Areva SA avait été dotée de 40 % du capital d'Orano, permettant de garantir le financement de la centrale finlandaise. Les cessions à l'État actionnaire sont intervenues par tranche, répondant à l'avancement des travaux de construction de la centrale. Cette dernière ayant désormais été livrée avec 13 ans de retard, ces opérations sont terminées sur le CAS.

5. Alors qu'il connait des finances très dégradées par la crise, le groupe Air-France KLM a bénéficié d'un rebond de ses activités

Du fait de la crise sanitaire, le groupe Air-France KLM a affiché une perte nette de 7 milliards d'euros en 2020, puis de 3,9 milliards d'euros en 2021. L'État est intervenu à trois titres :

- en tant qu'actionnaire en octroyant une avance en compte courant d'actionnaire à hauteur de trois milliards d'euros. Cette avance a été convertie, en avril 2021, en obligations perpétuelles convertibles ;

- via les PGE en octroyant une garantie de prêts bancaires à hauteur de 90 % pour un montant de quatre milliards d'euros ;

- en permettant des reports de cotisations sociales sur les salaires des employés de l'entreprise (de l'ordre d'un milliard d'euros).

Une première intervention en capital de l'État est intervenue le 12 avril 2021, à hauteur de 593 millions d'euros, participant à une augmentation de 1,04 milliard d'euros.

Une deuxième augmentation de capital est intervenue en juin 2022, permettant l'entrée à son capital de l'armateur CMA-CGM, l'État a souscrit à cette augmentation en procédant à la conversion de 645 millions d'euros d'obligations perpétuelles convertibles complétées par un apport de 68 141 euros.

Au cours de l'exercice 2023, une opération est intervenue en plusieurs temps entre le 17 mars et le 19 avril, consistant dans le remboursement des titres super-subordonnés souscrits et la souscription de nouveaux titres équivalents, pour 730 millions d'euros. Cette opération a permis de lever l'intégralité des contraintes opérationnelles du groupe, notamment en matière de versement de dividendes et a été autorisée par une décision de la Commission européenne du 16 février 2023.


* 16 À l'exception de trois entreprises - la Française des jeux, Orange et Thalès - les entreprises du portefeuille coté de l'État actionnaire ont renoncé au versement de dividendes en 2020.

* 17 Projet de note d'information établi par l'État français, soumis à l'Autorité des marchés financiers dans le cadre de l'OPA sur EDF.

* 18 Ce qui, pour un total de 633 120 350 actions représenterait un total de 7,59 milliards d'euros.

* 19 Ce qui, pour 131 747 484 Oceane représenterait 2,04 milliards d'euros.

* 20 Répartis entre l'Agence des participations de l'État (74,92 % du capital) et l'EPIC Bpifrance (8,77 % du capital).

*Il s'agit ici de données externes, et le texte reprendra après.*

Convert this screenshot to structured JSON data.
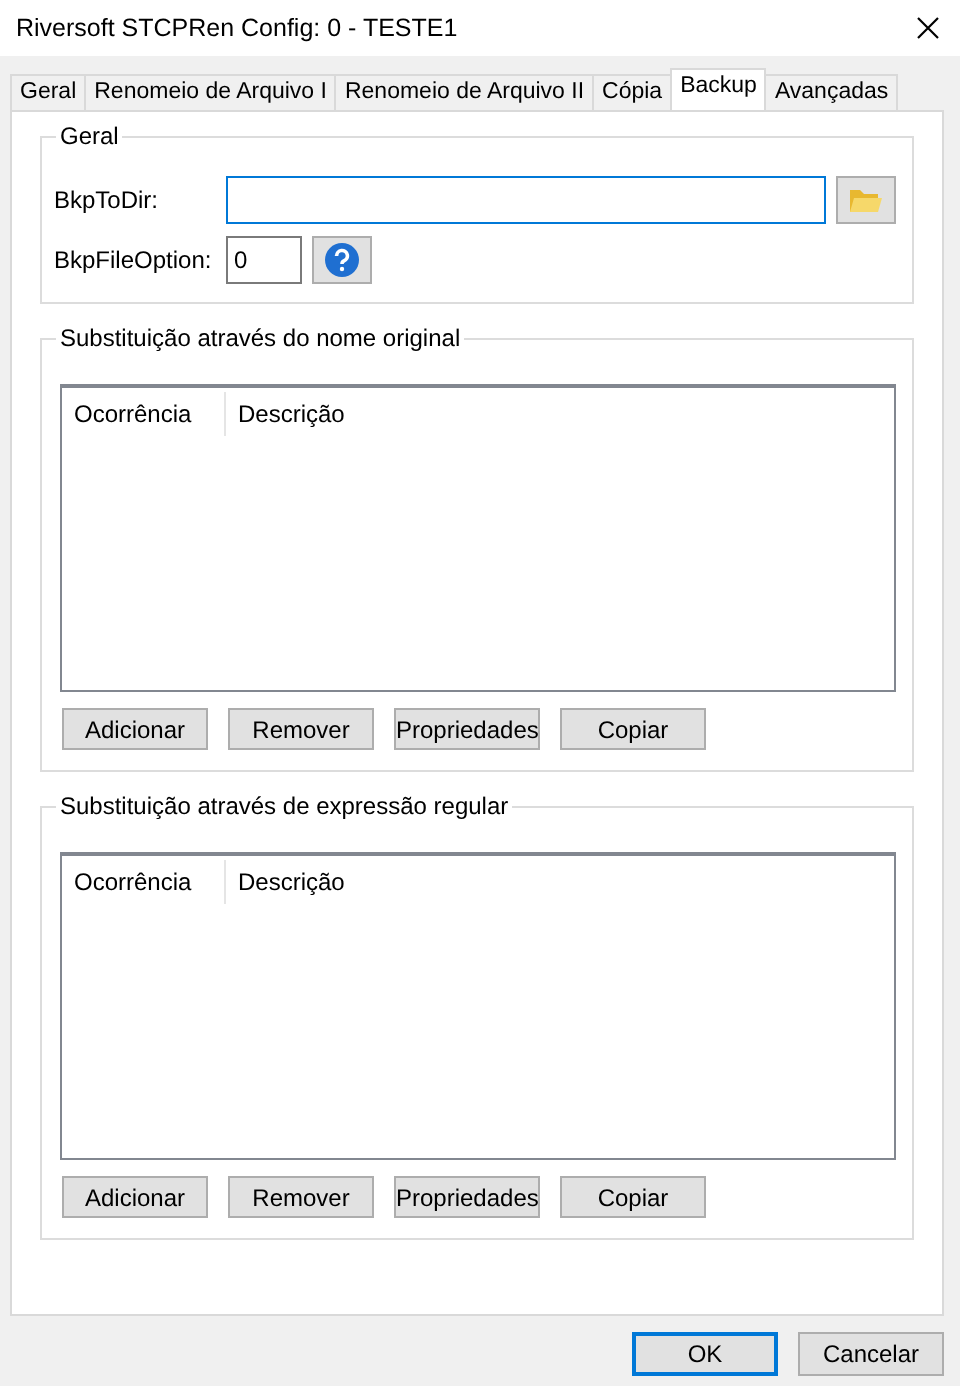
{
  "window": {
    "title": "Riversoft STCPRen Config: 0 - TESTE1"
  },
  "tabs": [
    {
      "label": "Geral",
      "selected": false
    },
    {
      "label": "Renomeio de Arquivo I",
      "selected": false
    },
    {
      "label": "Renomeio de Arquivo II",
      "selected": false
    },
    {
      "label": "Cópia",
      "selected": false
    },
    {
      "label": "Backup",
      "selected": true
    },
    {
      "label": "Avançadas",
      "selected": false
    }
  ],
  "general": {
    "title": "Geral",
    "fields": [
      {
        "kind": "folder",
        "label": "BkpToDir:",
        "focused": true
      },
      {
        "kind": "help",
        "label": "BkpFileOption:",
        "value": "0",
        "focused": false
      }
    ]
  },
  "rule_groups": [
    {
      "title": "Substituição através do nome original",
      "columns": [
        "Ocorrência",
        "Descrição"
      ],
      "buttons": [
        "Adicionar",
        "Remover",
        "Propriedades",
        "Copiar"
      ]
    },
    {
      "title": "Substituição através de expressão regular",
      "columns": [
        "Ocorrência",
        "Descrição"
      ],
      "buttons": [
        "Adicionar",
        "Remover",
        "Propriedades",
        "Copiar"
      ]
    }
  ],
  "dialog_buttons": [
    {
      "label": "OK",
      "default": true
    },
    {
      "label": "Cancelar",
      "default": false
    }
  ]
}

* 21 Proposition de loi visant à la nationalisation du groupe Électricité de France, n° 671, déposée le mardi 27 décembre 2022, M. Philippe Brun.

* 22 Soit un montant très supérieur à ce qui avait été estimé en mai dernier, à 18,5 milliards d'euros. Cependant, cette évaluation demeure fragile du fait de la forte volatilité des prix de l'énergie.

* 23 Accès régulé à l'énergie nucléaire historique.

* 24 Rapport Rapport n° 643 (2009-2010) de M. Ladislas PONIATOWSKI, fait au nom de la commission de l'économie, déposé le 7 juillet 2010, sur le projet de loi portant nouvelle organisation du marché de l'électricité.

* 25 Le plafond défini par la loi de l'Arenh étant alors de 150 TWh/an.

* 26 Interview de Christophe Varé, Responsable du Programme Durée de fonctionnement.